By August 2013, if not earlier, Levin recognized that she did not possess the necessary expertise to express an opinion on the ordinance or regulations: "The deeper I get into the Rent Stabilization Program assessment I realize how technical the issues are. I want to make sure that you are aware that the document I produce will not opinion [sic] on the ordinance or related regulations other than to comment on their complexity (as we discussed when we meet [sic] recently)."

A key issue in the review should have been whether there was merit to EQR's criticism of the Rent Stabilization Administrator's handling of petitions. Lamont's emails to the City Manager, as well as her letter to the City Council after release of Levin review, provide a detailed analysis of why EQR is incorrect in its assertions and is simply seeking to skirt its obligations as a landlord regulated under the law. To evaluate the landlord complaints, one must have (or consult with someone who has) expertise on the ordinance and applicable regulations. In response, Gonzalez wrote, "Yes, understood about the ordinance and reg's [sic]. You may want to say that they are very complex as compared to other's [sic] which makes it difficult to manage." At no point does Gonzalez offer to involve any neutral person who can help the reviewer sort out the details of the ordinance which are critical to any meaningful review.

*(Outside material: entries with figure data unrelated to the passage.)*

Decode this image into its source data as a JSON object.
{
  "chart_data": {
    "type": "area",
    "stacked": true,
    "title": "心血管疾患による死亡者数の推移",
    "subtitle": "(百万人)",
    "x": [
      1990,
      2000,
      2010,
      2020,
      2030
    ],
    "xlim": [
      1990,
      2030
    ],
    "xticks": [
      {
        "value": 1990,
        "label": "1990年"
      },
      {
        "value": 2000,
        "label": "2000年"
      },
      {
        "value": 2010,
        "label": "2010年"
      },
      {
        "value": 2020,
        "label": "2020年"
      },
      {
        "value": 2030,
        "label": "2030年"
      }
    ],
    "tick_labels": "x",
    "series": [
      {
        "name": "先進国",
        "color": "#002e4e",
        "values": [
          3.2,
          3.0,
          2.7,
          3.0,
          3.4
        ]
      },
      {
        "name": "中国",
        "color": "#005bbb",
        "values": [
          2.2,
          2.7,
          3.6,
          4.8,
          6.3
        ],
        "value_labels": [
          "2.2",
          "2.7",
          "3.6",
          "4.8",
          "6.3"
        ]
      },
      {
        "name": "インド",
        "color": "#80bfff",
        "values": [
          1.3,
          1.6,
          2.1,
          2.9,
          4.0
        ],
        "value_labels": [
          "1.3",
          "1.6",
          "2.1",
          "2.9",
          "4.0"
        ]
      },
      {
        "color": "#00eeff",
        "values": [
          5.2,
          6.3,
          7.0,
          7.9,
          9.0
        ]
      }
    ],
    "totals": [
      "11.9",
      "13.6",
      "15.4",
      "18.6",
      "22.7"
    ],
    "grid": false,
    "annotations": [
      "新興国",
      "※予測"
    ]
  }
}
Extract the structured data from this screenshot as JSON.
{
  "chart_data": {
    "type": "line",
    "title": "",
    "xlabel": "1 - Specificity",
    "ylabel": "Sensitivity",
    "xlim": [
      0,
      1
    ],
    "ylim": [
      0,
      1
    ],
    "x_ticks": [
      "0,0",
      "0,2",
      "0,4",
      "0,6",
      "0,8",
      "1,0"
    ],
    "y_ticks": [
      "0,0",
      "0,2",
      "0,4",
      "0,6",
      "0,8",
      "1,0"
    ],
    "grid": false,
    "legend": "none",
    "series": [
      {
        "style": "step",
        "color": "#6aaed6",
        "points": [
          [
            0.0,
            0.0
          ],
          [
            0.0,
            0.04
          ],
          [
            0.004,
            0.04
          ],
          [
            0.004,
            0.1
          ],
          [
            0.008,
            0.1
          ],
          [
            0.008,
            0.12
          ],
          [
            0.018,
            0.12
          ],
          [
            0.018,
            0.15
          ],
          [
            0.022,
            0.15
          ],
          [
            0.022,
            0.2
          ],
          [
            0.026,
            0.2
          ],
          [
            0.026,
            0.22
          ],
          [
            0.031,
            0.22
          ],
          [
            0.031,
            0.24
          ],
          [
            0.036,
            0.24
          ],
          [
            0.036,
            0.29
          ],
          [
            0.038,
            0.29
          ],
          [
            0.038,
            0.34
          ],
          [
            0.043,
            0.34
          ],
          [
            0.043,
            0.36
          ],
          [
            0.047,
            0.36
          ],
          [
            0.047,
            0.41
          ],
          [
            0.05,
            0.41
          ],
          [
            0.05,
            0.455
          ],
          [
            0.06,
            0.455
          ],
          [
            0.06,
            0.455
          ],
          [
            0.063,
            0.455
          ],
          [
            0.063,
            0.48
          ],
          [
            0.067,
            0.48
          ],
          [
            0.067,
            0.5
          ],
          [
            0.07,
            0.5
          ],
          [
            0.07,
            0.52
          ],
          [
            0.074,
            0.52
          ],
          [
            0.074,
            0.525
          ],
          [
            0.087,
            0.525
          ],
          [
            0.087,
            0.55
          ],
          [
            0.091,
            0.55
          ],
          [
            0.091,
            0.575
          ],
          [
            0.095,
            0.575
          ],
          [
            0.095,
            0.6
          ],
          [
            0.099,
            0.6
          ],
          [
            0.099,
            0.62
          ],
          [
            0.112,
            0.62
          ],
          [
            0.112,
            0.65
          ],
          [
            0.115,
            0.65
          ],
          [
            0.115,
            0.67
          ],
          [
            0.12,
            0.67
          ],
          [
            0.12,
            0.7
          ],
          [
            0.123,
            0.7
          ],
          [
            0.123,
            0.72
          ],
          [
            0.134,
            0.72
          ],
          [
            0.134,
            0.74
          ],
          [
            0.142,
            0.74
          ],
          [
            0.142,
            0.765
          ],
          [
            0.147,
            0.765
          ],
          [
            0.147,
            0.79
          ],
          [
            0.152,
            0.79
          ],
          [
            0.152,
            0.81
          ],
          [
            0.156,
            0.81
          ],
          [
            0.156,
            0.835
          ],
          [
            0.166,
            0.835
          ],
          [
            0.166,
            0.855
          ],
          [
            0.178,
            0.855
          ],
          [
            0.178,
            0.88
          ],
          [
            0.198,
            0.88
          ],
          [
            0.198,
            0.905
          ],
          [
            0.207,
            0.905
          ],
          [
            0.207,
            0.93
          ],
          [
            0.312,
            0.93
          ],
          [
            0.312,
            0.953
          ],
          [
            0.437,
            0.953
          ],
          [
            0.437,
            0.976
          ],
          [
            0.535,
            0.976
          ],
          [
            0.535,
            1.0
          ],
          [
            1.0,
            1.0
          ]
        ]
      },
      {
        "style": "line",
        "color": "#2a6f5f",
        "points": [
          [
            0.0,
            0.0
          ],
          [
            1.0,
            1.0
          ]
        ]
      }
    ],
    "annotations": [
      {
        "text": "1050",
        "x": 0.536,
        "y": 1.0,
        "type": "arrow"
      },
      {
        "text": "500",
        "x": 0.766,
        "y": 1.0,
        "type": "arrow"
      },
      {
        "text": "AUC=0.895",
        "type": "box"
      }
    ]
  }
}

A recurring problem with Gonzalez's approach to EQR in email correspondence, as with the approach taken in the Levin review, is the assumption that just because EQR complains of something, it must be true, rather than taking the time to analyze the facts. EQR's complaints are simply repeated in the Levin review without analysis.

No Effort to Include Tenant Voice in the Review 

Nadine Levin informed Gonzalez in her email on July 10, 2013 that she only planned to interview two landlords, Chris Peter and John Hyjer with Equity Residential and Auria Malenasaleki with Housing Network, owner of 82 apartments at 1735 Woodland. The only tenant that Levin reports that she had interviewed is Shyree Randolph, who was interviewed (for 5 minutes, according to Randolph) as a member of the Rent Board. Levin states in her email "I don't have plans to meet with any other landlords or tenants. Do you feel for the sake or perceived validity to my review that I should meet with any additional tenants?" In response, Gonzales wrote, "I do not know who we would contact or how to locate i.e. someone who we already know was happy with outcome or not." The response suggests that rather than get a representative sampling, Gonzalez was interested in handpicking tenants to be interviewed based on their approval or disapproval of the program, but not sure how to find them. Regardless of selection process, she did not insist that tenants be interviewed. As a result, the lengthy review did not feature comments from tenants regarding their experience with a program designed to protect them from high rents and unfair evictions.

Tenants Together is deeply disappointed that an issue of such importance - rent control in East Palo Alto - was reviewed in such a superficial and misleading way. The fact that the City Manager wrote to the author that she was "pleased with the report," as well as the other circumstances described above, strongly suggests that City Manager Gonzalez's ongoing control of the rent stabilization program poses a serious threat to tenants in East Palo Alto.